Mr. Nasser, 24, declared Nietzsche “the second largest mind in human history.” First, in his assessment, Leonardo da Vinci.

He is credited with writing nine bestselling novels, including the best-selling books by Iraqi author Burhan Shaw, and “Baghdad’s Mork,” set against the backdrop of post-war violence in Baghdad. The turbulent and violent history of Iraq since the 2003 US invasion has provided a rich source of food for writers.

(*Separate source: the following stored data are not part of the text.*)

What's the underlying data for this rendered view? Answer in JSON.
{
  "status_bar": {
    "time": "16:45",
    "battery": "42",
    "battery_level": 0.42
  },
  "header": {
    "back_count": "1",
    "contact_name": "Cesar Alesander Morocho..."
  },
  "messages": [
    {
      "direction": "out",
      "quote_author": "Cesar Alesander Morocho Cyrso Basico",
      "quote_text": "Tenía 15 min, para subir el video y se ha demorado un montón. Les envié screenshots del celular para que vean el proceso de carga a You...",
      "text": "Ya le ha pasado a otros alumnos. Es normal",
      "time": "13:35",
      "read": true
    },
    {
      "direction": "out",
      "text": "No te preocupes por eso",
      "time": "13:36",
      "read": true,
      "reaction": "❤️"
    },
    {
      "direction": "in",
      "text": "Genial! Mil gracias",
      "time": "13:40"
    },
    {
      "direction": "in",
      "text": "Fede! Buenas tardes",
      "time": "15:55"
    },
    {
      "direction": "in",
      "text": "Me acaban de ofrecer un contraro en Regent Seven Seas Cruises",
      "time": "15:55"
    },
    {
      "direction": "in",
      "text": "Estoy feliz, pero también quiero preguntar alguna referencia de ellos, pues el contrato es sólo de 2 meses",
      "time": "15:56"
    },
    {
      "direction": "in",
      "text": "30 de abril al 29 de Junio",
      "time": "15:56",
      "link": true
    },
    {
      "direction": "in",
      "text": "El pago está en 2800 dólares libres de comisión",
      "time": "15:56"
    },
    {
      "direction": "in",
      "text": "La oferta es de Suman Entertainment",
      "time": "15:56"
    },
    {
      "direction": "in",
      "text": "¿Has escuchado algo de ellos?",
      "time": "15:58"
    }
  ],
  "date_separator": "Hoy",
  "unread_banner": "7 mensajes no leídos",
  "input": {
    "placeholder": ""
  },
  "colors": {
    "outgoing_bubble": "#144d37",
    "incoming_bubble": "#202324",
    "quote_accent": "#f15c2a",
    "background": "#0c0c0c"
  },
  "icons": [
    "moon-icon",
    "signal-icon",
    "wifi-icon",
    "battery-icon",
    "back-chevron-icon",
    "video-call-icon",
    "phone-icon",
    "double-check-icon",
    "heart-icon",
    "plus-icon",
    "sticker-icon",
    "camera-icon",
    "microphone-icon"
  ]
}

“The war has given the Iraqis a lot of stuff,” said psychiatrist Dr Jury, who said most of the clients at the exhibition were young people.

In Iraq’s worst times, books have proved a comfort.

When the Islamic State captured parts of Iraq in 2014 and declared Mosul the capital of its caliphate, the country’s second-largest city, Iraq, came to a standstill. Almost all books with music were banned. Women were mainly confined to their homes. In the nearly three years since ISIS invaded the city, many have stayed home and studied secretly.

At the first reading festival since Mosul’s liberation from ISIS, thousands of residents flocked to a park event to train child fighters. Families with children, the elderly, the young – all are openly hungry to read again.

Bookseller Mr. at the Baghdad Exhibition. Nasser says that while many people now read digital books, he and many others like to have books in their hands.

“When you open a paper book, it’s like stepping into a writer’s journey,” he said. “A paper book contains the soul of the writer.”